Remember all the buzz around Armageddon and that insufferable Aerosmith song from its soundtrack playing every hour on the hour on the radio or MTV?
Nowadays, Hollywood movie execs can only dream of another 1998—or pretty much any other summer in recent history. That’s because, according to The Hollywood Reporter, summer box office numbers will fall to historic lows following the upcoming Labor Day weekend, down 15.7 percent year-over-year, per comScore.
To put that into perspective, that’s the sharpest decline in the modern era, 1.4 percent lower than the most recent nadir in 2014. It’ll also be the first in 11 years that summer box office revenue didn’t crack $4 billion. Attendance is also down, as is the number of tickets sold.
The culprit?

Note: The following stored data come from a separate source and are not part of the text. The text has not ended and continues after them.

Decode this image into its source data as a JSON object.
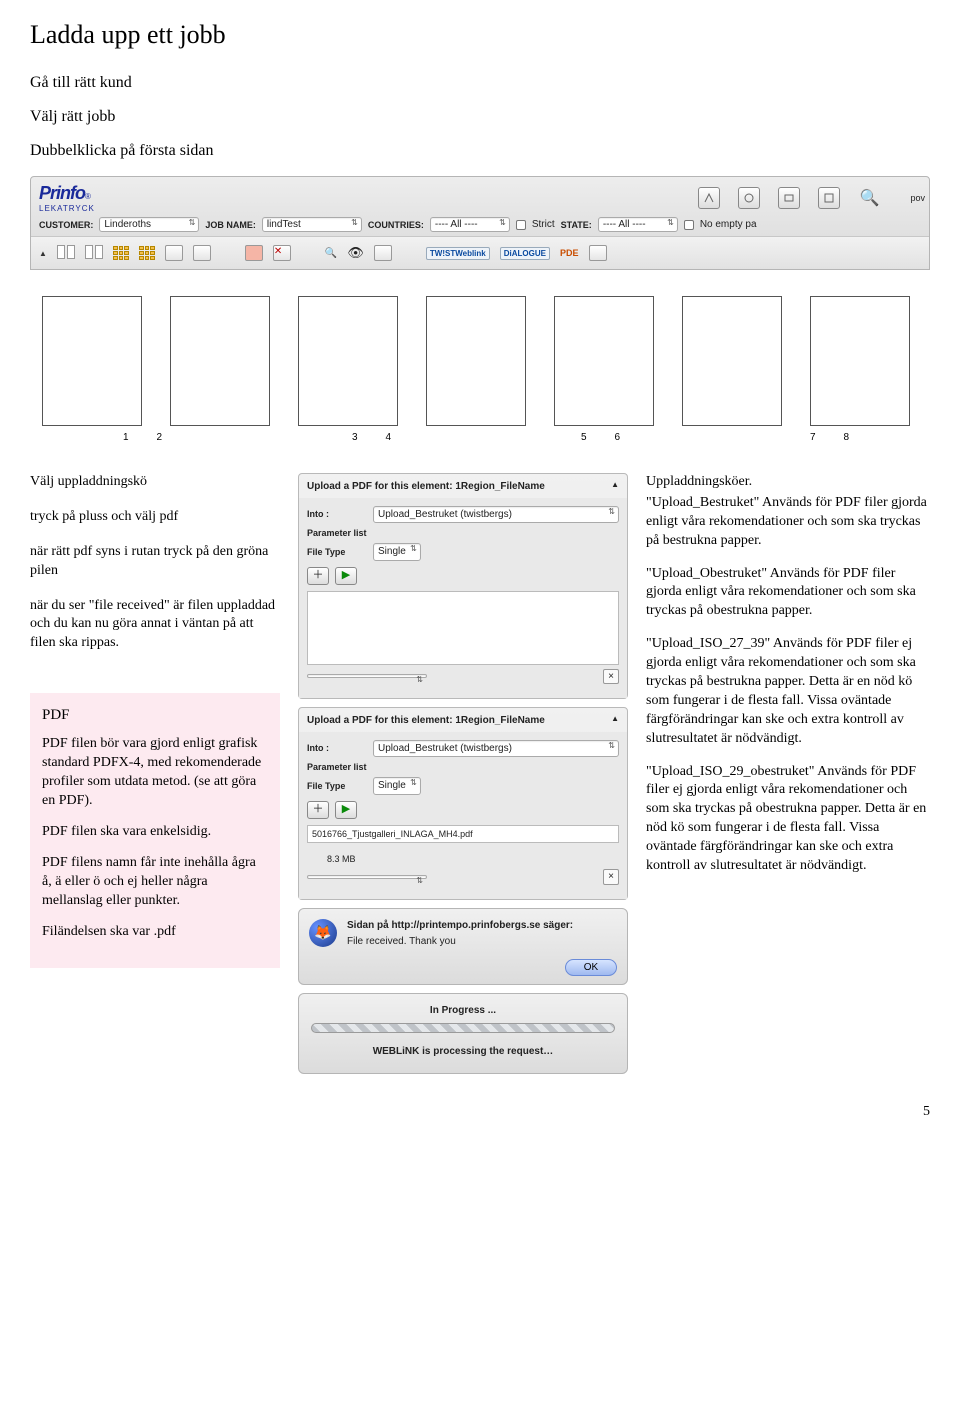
{
  "page_number": "5",
  "heading": "Ladda upp ett jobb",
  "intro": {
    "line1": "Gå till rätt kund",
    "line2": "Välj rätt jobb",
    "line3": "Dubbelklicka på första sidan"
  },
  "app": {
    "brand_name": "Prinfo",
    "brand_sub": "LEKATRYCK",
    "pow": "pov",
    "customer_label": "CUSTOMER:",
    "customer_value": "Linderoths",
    "jobname_label": "JOB NAME:",
    "jobname_value": "lindTest",
    "countries_label": "COUNTRIES:",
    "countries_value": "---- All ----",
    "strict_label": "Strict",
    "state_label": "STATE:",
    "state_value": "---- All ----",
    "noempty_label": "No empty pa",
    "tw_weblink": "TW!STWeblink",
    "dialogue": "DiALOGUE",
    "pde": "PDE"
  },
  "pages": {
    "labels": [
      "1",
      "2",
      "3",
      "4",
      "5",
      "6",
      "7",
      "8"
    ]
  },
  "left": {
    "p1": "Välj uppladdningskö",
    "p2": "tryck på pluss och välj pdf",
    "p3": "när rätt pdf syns i rutan tryck på den gröna pilen",
    "p4": "när du ser \"file received\" är filen uppladdad och du kan nu göra annat i väntan på att filen ska rippas.",
    "box_title": "PDF",
    "box_p1": "PDF filen bör vara gjord enligt grafisk standard PDFX-4, med rekomenderade profiler som utdata metod. (se att göra en PDF).",
    "box_p2": "PDF filen ska vara enkelsidig.",
    "box_p3": "PDF filens namn får inte inehålla ågra å, ä eller ö och ej heller några mellanslag eller punkter.",
    "box_p4": "Filändelsen ska var .pdf"
  },
  "mid": {
    "panel_title": "Upload a PDF for this element: 1Region_FileName",
    "into_label": "Into :",
    "into_value": "Upload_Bestruket (twistbergs)",
    "param_list": "Parameter list",
    "file_type_label": "File Type",
    "file_type_value": "Single",
    "file_name": "5016766_Tjustgalleri_INLAGA_MH4.pdf",
    "file_size": "8.3 MB",
    "into_value2": "Upload_Bestruket (twistbergs)",
    "dialog_line1": "Sidan på http://printempo.prinfobergs.se säger:",
    "dialog_line2": "File received. Thank you",
    "ok": "OK",
    "progress_top": "In Progress ...",
    "progress_sub": "WEBLiNK is processing the request…"
  },
  "right": {
    "h": "Uppladdningsköer.",
    "p1": "\"Upload_Bestruket\" Används för PDF filer gjorda enligt våra rekomendationer och som ska tryckas på bestrukna papper.",
    "p2": "\"Upload_Obestruket\" Används för PDF filer gjorda enligt våra rekomendationer och som ska tryckas på obestrukna papper.",
    "p3": "\"Upload_ISO_27_39\" Används för PDF filer ej gjorda enligt våra rekomendationer och som ska tryckas på bestrukna papper. Detta är en nöd kö som fungerar i de flesta fall. Vissa oväntade färgförändringar kan ske och extra kontroll av slutresultatet är nödvändigt.",
    "p4": "\"Upload_ISO_29_obestruket\" Används för PDF filer ej gjorda enligt våra rekomendationer och som ska tryckas på obestrukna papper. Detta är en nöd kö som fungerar i de flesta fall. Vissa oväntade färgförändringar kan ske och extra kontroll av slutresultatet är nödvändigt."
  }
}
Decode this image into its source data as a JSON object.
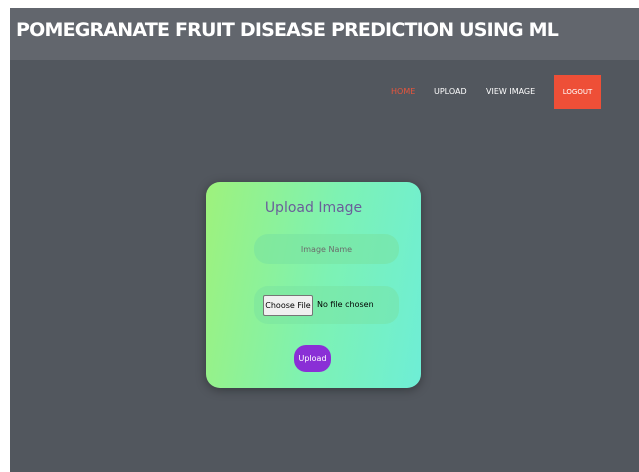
{
  "header": {
    "title": "POMEGRANATE FRUIT DISEASE PREDICTION USING ML"
  },
  "nav": {
    "items": [
      {
        "label": "HOME",
        "active": true
      },
      {
        "label": "UPLOAD",
        "active": false
      },
      {
        "label": "VIEW IMAGE",
        "active": false
      }
    ],
    "logout_label": "LOGOUT"
  },
  "form": {
    "title": "Upload Image",
    "image_name_placeholder": "Image Name",
    "choose_file_label": "Choose File",
    "file_status": "No file chosen",
    "submit_label": "Upload"
  },
  "colors": {
    "background": "#52575e",
    "title_bar": "#62666d",
    "active_nav": "#e8553c",
    "logout": "#ee4f37",
    "submit": "#8a2fd6"
  }
}
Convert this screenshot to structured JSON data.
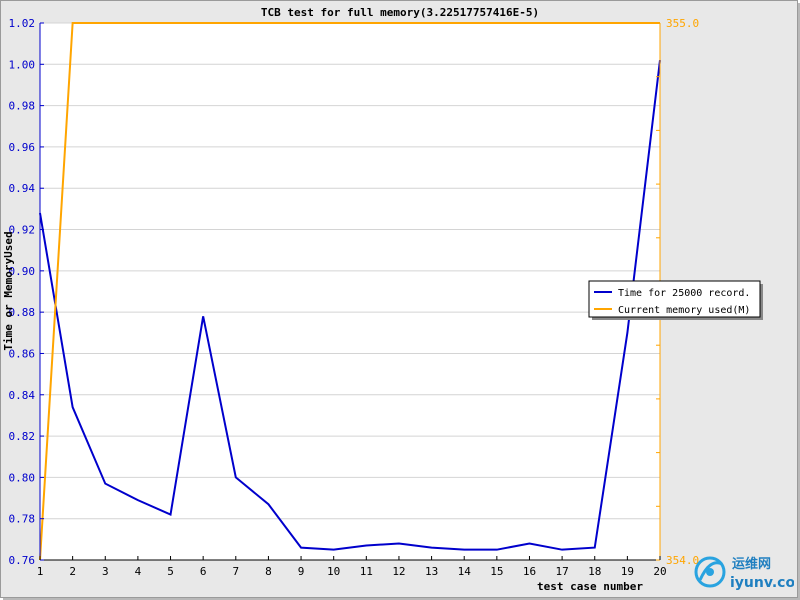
{
  "chart_data": {
    "type": "line",
    "title": "TCB test for full memory(3.22517757416E-5)",
    "xlabel": "test case number",
    "ylabel": "Time or MemoryUsed",
    "x": [
      1,
      2,
      3,
      4,
      5,
      6,
      7,
      8,
      9,
      10,
      11,
      12,
      13,
      14,
      15,
      16,
      17,
      18,
      19,
      20
    ],
    "xlim": [
      1,
      20
    ],
    "ylim": [
      0.76,
      1.02
    ],
    "yticks": [
      0.76,
      0.78,
      0.8,
      0.82,
      0.84,
      0.86,
      0.88,
      0.9,
      0.92,
      0.94,
      0.96,
      0.98,
      1.0,
      1.02
    ],
    "ytick_labels": [
      "0.76",
      "0.78",
      "0.80",
      "0.82",
      "0.84",
      "0.86",
      "0.88",
      "0.90",
      "0.92",
      "0.94",
      "0.96",
      "0.98",
      "1.00",
      "1.02"
    ],
    "y2lim": [
      354.0,
      355.0
    ],
    "y2tick_labels": [
      "354.0",
      "355.0"
    ],
    "grid": true,
    "legend_position": "right",
    "series": [
      {
        "name": "Time for 25000 record.",
        "axis": "left",
        "color": "#0000cc",
        "values": [
          0.928,
          0.834,
          0.797,
          0.789,
          0.782,
          0.878,
          0.8,
          0.787,
          0.766,
          0.765,
          0.767,
          0.768,
          0.766,
          0.765,
          0.765,
          0.768,
          0.765,
          0.766,
          0.87,
          1.002
        ]
      },
      {
        "name": "Current memory used(M)",
        "axis": "right",
        "color": "#ffa500",
        "values": [
          354.0,
          355.0,
          355.0,
          355.0,
          355.0,
          355.0,
          355.0,
          355.0,
          355.0,
          355.0,
          355.0,
          355.0,
          355.0,
          355.0,
          355.0,
          355.0,
          355.0,
          355.0,
          355.0,
          355.0
        ]
      }
    ]
  },
  "watermark": {
    "brand": "运维网",
    "site": "iyunv.com"
  }
}
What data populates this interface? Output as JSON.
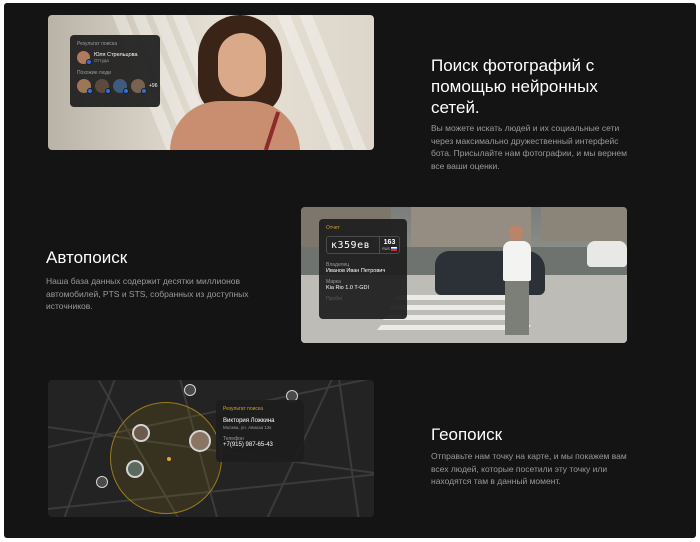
{
  "section_photo": {
    "heading": "Поиск фотографий с помощью нейронных сетей.",
    "description": "Вы можете искать людей и их социальные сети через максимально дружественный интерфейс бота. Присылайте нам фотографии, и мы вернем все ваши оценки.",
    "panel": {
      "result_label": "Результат поиска",
      "result_name": "Юля Стрельцова",
      "result_sub": "Оттуда",
      "similar_label": "Похожие люди",
      "more_count": "+96"
    }
  },
  "section_auto": {
    "heading": "Автопоиск",
    "description": "Наша база данных содержит десятки миллионов автомобилей, PTS и STS, собранных из доступных источников.",
    "panel": {
      "report_label": "Отчет",
      "plate_number": "к359ев",
      "plate_region": "163",
      "plate_country": "RUS",
      "owner_label": "Владелец",
      "owner_value": "Иванов Иван Петрович",
      "model_label": "Марка",
      "model_value": "Kia Rio 1.0 T-GDI",
      "extra_label": "Пробег"
    }
  },
  "section_geo": {
    "heading": "Геопоиск",
    "description": "Отправьте нам точку на карте, и мы покажем вам всех людей, которые посетили эту точку или находятся там в данный момент.",
    "panel": {
      "result_label": "Результат поиска",
      "name": "Виктория Ложкина",
      "address": "Москва, ул. Авиаза 12к",
      "phone_label": "Телефон",
      "phone_value": "+7(915) 987-65-43"
    }
  },
  "colors": {
    "background": "#141414",
    "accent_gold": "#c9a02c",
    "social_blue": "#2f6fe0"
  }
}
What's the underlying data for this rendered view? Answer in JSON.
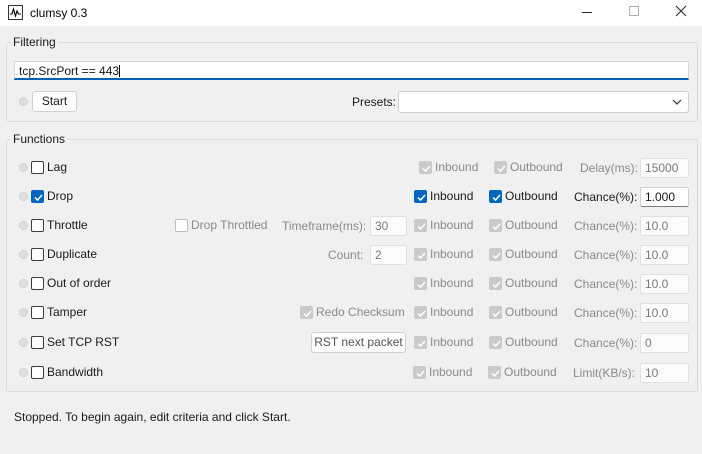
{
  "window": {
    "title": "clumsy 0.3"
  },
  "filtering": {
    "legend": "Filtering",
    "filter_value": "tcp.SrcPort == 443",
    "start_label": "Start",
    "presets_label": "Presets:",
    "presets_value": ""
  },
  "functions": {
    "legend": "Functions",
    "rows": [
      {
        "name": "Lag",
        "enabled": false,
        "inbound_label": "Inbound",
        "outbound_label": "Outbound",
        "param_label": "Delay(ms):",
        "param_value": "15000"
      },
      {
        "name": "Drop",
        "enabled": true,
        "inbound_label": "Inbound",
        "outbound_label": "Outbound",
        "param_label": "Chance(%):",
        "param_value": "1.000"
      },
      {
        "name": "Throttle",
        "enabled": false,
        "extra_check_label": "Drop Throttled",
        "extra_label": "Timeframe(ms):",
        "extra_value": "30",
        "inbound_label": "Inbound",
        "outbound_label": "Outbound",
        "param_label": "Chance(%):",
        "param_value": "10.0"
      },
      {
        "name": "Duplicate",
        "enabled": false,
        "extra_label": "Count:",
        "extra_value": "2",
        "inbound_label": "Inbound",
        "outbound_label": "Outbound",
        "param_label": "Chance(%):",
        "param_value": "10.0"
      },
      {
        "name": "Out of order",
        "enabled": false,
        "inbound_label": "Inbound",
        "outbound_label": "Outbound",
        "param_label": "Chance(%):",
        "param_value": "10.0"
      },
      {
        "name": "Tamper",
        "enabled": false,
        "extra_check_label": "Redo Checksum",
        "inbound_label": "Inbound",
        "outbound_label": "Outbound",
        "param_label": "Chance(%):",
        "param_value": "10.0"
      },
      {
        "name": "Set TCP RST",
        "enabled": false,
        "extra_button_label": "RST next packet",
        "inbound_label": "Inbound",
        "outbound_label": "Outbound",
        "param_label": "Chance(%):",
        "param_value": "0"
      },
      {
        "name": "Bandwidth",
        "enabled": false,
        "inbound_label": "Inbound",
        "outbound_label": "Outbound",
        "param_label": "Limit(KB/s):",
        "param_value": "10"
      }
    ]
  },
  "status": {
    "text": "Stopped. To begin again, edit criteria and click Start."
  },
  "colors": {
    "accent": "#0067c0",
    "focus_underline": "#005fb8"
  }
}
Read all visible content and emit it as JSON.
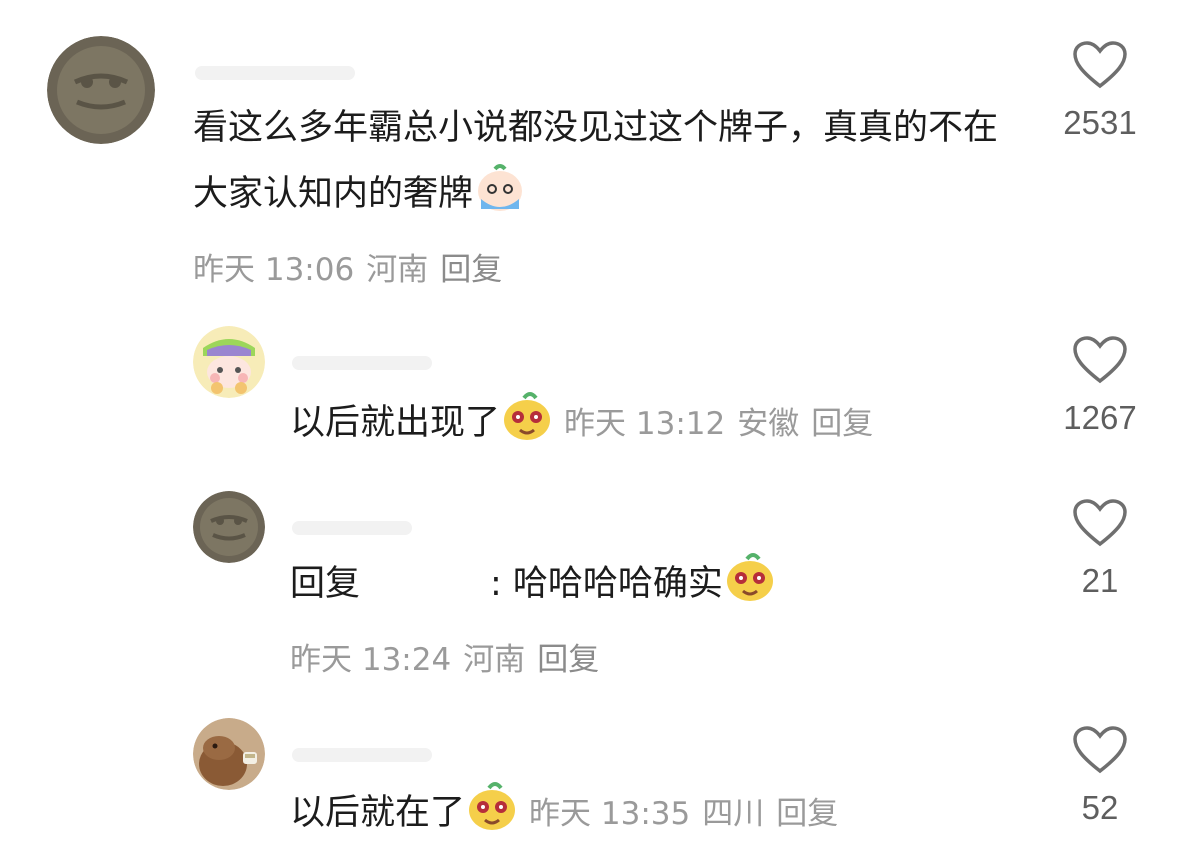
{
  "comments": [
    {
      "text": "看这么多年霸总小说都没见过这个牌子，真真的不在大家认知内的奢牌",
      "time": "昨天 13:06",
      "location": "河南",
      "reply_label": "回复",
      "likes": "2531"
    },
    {
      "text": "以后就出现了",
      "time": "昨天 13:12",
      "location": "安徽",
      "reply_label": "回复",
      "likes": "1267"
    },
    {
      "reply_prefix": "回复",
      "text": ": 哈哈哈哈确实",
      "time": "昨天 13:24",
      "location": "河南",
      "reply_label": "回复",
      "likes": "21"
    },
    {
      "text": "以后就在了",
      "time": "昨天 13:35",
      "location": "四川",
      "reply_label": "回复",
      "likes": "52"
    }
  ],
  "colors": {
    "text": "#1c1c1c",
    "meta": "#9a9a9a",
    "like_count": "#5e5e5e"
  },
  "icons": {
    "like": "heart-outline-icon",
    "emoji_crying": "crying-emoji-icon",
    "emoji_smug": "smug-emoji-icon"
  }
}
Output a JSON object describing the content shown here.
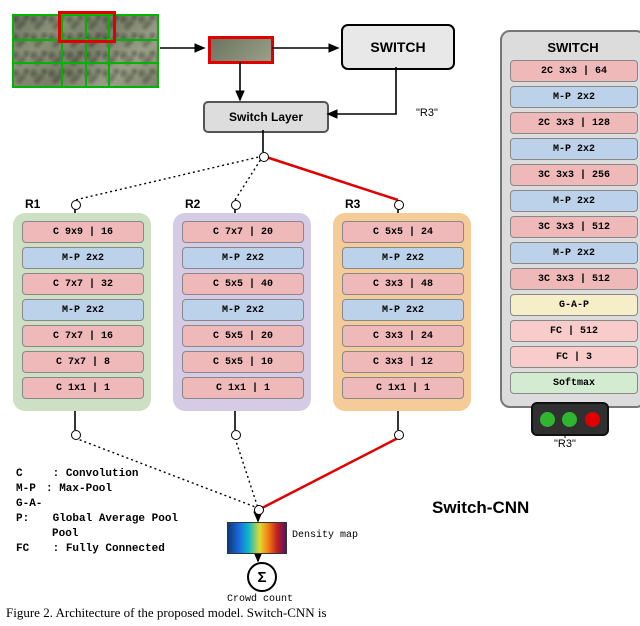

Lackluster choices at U.S. theaters, which included the critically accosted Transformers: The Last Knight and embattled actor Johnny Depp vehicle, Pirates of the Caribbean: Dead Men Tell No Tales. Other titles just completely bombed, including a highly anticipated adaptation of Stephen King’s The Dark Tower and the priciest indie movie of all time, Valerian.
That is not to say that there weren’t any clear winners. Superhero flicks, including the glass-ceiling-shattering Wonder Woman and reboot-y Spider-Man: Homecoming, took theaters by storm, raking in a combined $725 million in the U.S. alone.